Cayman Islands AG Declines to Charge Reporter

24 December 2010

The Attorney General of the Cayman Islands has decided not prosecute a reporter who wrote an article saying that a legislative committee planned to discuss the freedom of information law in private.

AG Samuel Bulgin Bulgin issued a statement  Dec. 20 saying he would not be moving ahead with a prosecution against The Caymanian Compass or its reporter, Brent Fuller. A legislative committee had asked Bulgin to consider charges. (See previous report.)

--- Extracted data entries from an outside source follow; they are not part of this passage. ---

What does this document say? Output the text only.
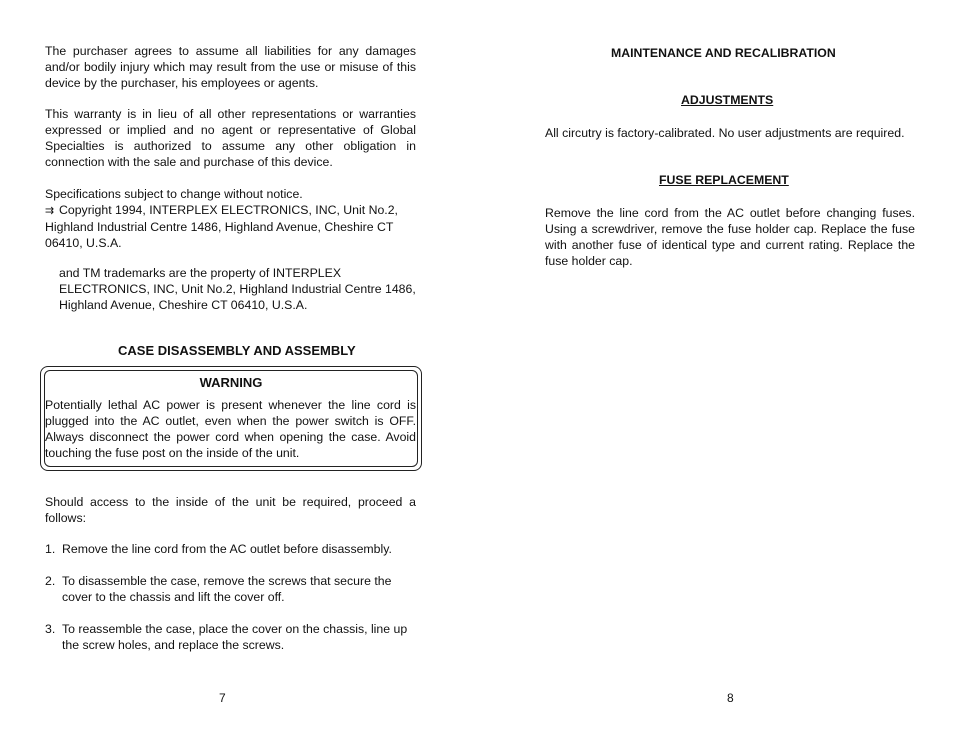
The purchaser agrees to assume all liabilities for any damages and/or bodily injury which may result from the use or misuse of this device by the purchaser, his employees or agents.

This warranty is in lieu of all other representations or warranties expressed or implied and no agent or representative of Global Specialties is authorized to assume any other obligation in connection with the sale and purchase of this device.

Specifications subject to change without notice.

⇉ Copyright 1994, INTERPLEX ELECTRONICS, INC, Unit No.2, Highland Industrial Centre 1486, Highland Avenue, Cheshire CT 06410, U.S.A.

and TM trademarks are the property of INTERPLEX ELECTRONICS, INC, Unit No.2, Highland Industrial Centre 1486, Highland Avenue, Cheshire CT 06410, U.S.A.

CASE DISASSEMBLY AND ASSEMBLY
WARNING
Potentially lethal AC power is present whenever the line cord is plugged into the AC outlet, even when the power switch is OFF. Always disconnect the power cord when opening the case. Avoid touching the fuse post on the inside of the unit.

Should access to the inside of the unit be required, proceed a follows:

1. Remove the line cord from the AC outlet before disassembly.
2. To disassemble the case, remove the screws that secure the cover to the chassis and lift the cover off.
3. To reassemble the case, place the cover on the chassis, line up the screw holes, and replace the screws.
7
MAINTENANCE AND RECALIBRATION
ADJUSTMENTS

All circutry is factory-calibrated. No user adjustments are required.

FUSE REPLACEMENT

Remove the line cord from the AC outlet before changing fuses. Using a screwdriver, remove the fuse holder cap. Replace the fuse with another fuse of identical type and current rating. Replace the fuse holder cap.

8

In the wake of Bulgin’s statement, the legislator who made the motion for prosecution, Ezzard  Miller, told the Cayman News Service that he was satisfied with the AG’s decision. “I have asked the authorities to prosecute plenty of people that I believe have broken the law before and they usually don’t do it, so there is nothing different here,” Miller said. “I believed the law had been broken. I did what the process allows me to do; that’s all I can do.”

Miller argued that Fuller’s article and the editorial supporting it gave the impression that the members of the Legislative Assembly were doing something unlawful when they had said the FOI select committee review was being held in secret. The Compass argued, however, that the report was factual as the meetings will be held in camera and that the editorial was merely a fair comment on the situation.

The Compass article on Bulgin’s decision is here.

A letter protesting the legislature’s action was sent by 19 worldwide groups.  The letter noted with approval the AG’s  decision, but also said “that the Motion passed by the Legislative Assembly is still likely to exert a chilling effect on local coverage of this important public body.”

 The Dec. 22 letter also said:

As advocates of openness, we also believe that it is inappropriate for the legislature to conduct discussions regarding reform of an access to information law in secret. International good practice dictates that such meetings should be conducted in the open and that any committee reviewing such a law should provide as much opportunity as possible for public input. Secrecy would have to be justified with specific reasons by the chairman of such a committee.

The Compass article about the letter is here.

Signatories included:  5th Pillar, India;  Access Info Europe, Spain;  African Network of Constitutional Lawyers; Arab Freedom of Information Network ;  ARTICLE 19;  and the Centre for Law and Democracy.